Brent crude was up $2.70, or 3.2%, to $87.28 a barrel by 1143 GMT, while U.S. West Texas Intermediate crude was at $85.57 a barrel, up $2.78 or 3.4%.
Both benchmarks spiked by more than $4 a barrel earlier in the session.
The surge in oil prices reversed last week’s downtrend – the largest weekly decline since March – in which Brent fell about 11% and WTI retreated more than 8% as a darkening macroeconomic outlook intensified concerns about global demand.
Hamas on Saturday launched the largest military assault on Israel in decades, triggering a wave of retaliatory Israeli air strikes on Gaza.
The eruption of violence threatens to derail U.S. efforts to broker a rapprochement between Saudi Arabia and Israel, in which the kingdom would normalise ties with Israel in return for a defence deal between Washington and Riyadh.
The question is how long this oil rally will last, Citi analysts said.
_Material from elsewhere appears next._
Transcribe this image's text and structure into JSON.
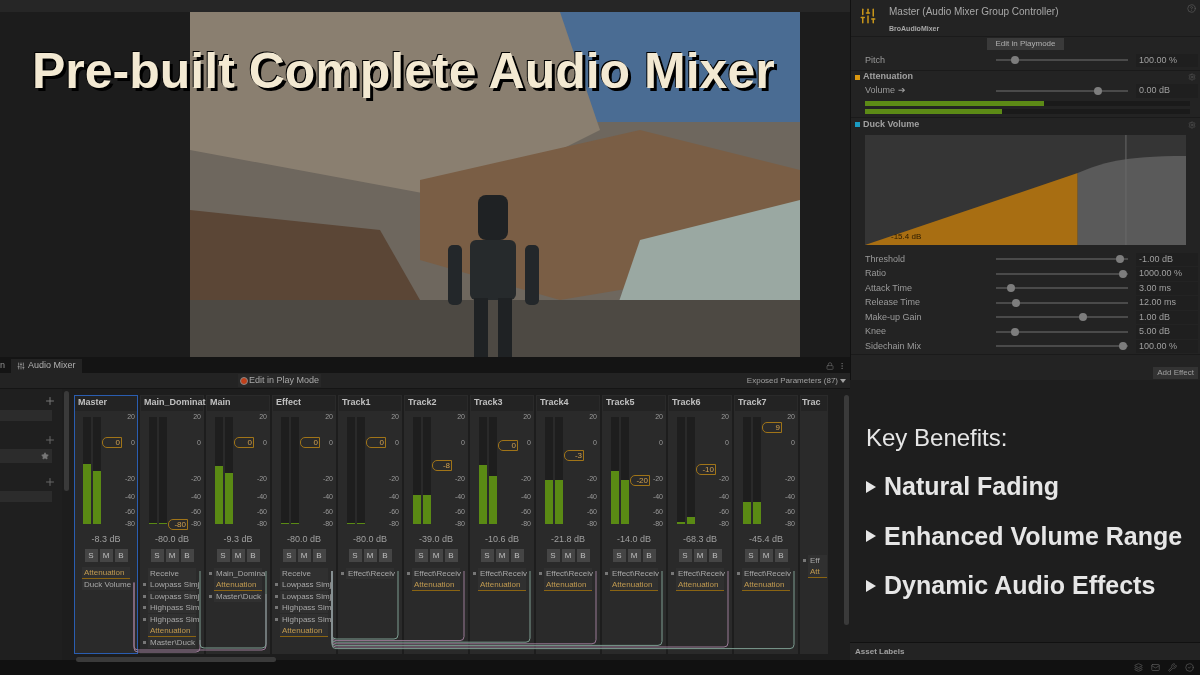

“Timing is everything and the attacks almost certainly postpone any Saudi-Israeli rapprochement, along with any high probability expectation of Saudi Arabia reducing or eliminating its extra 1 million bpd cut if prices resume their recent fall.”
“If the conflict envelopes Iran… up to 3% of global oil supply is at risk. And if a wider conflict eventuates that ends up impacting transit through the Strait of Hormuz, around 20% of global oil supply could be held hostage,” energy analyst Saul Kavonic told Reuters.
Separately on Monday, OPEC raised its world oil demand forecasts for the medium and long term, in contrast with other forecasters, including the International Energy Agency (IEA) which has said demand could peak this decade.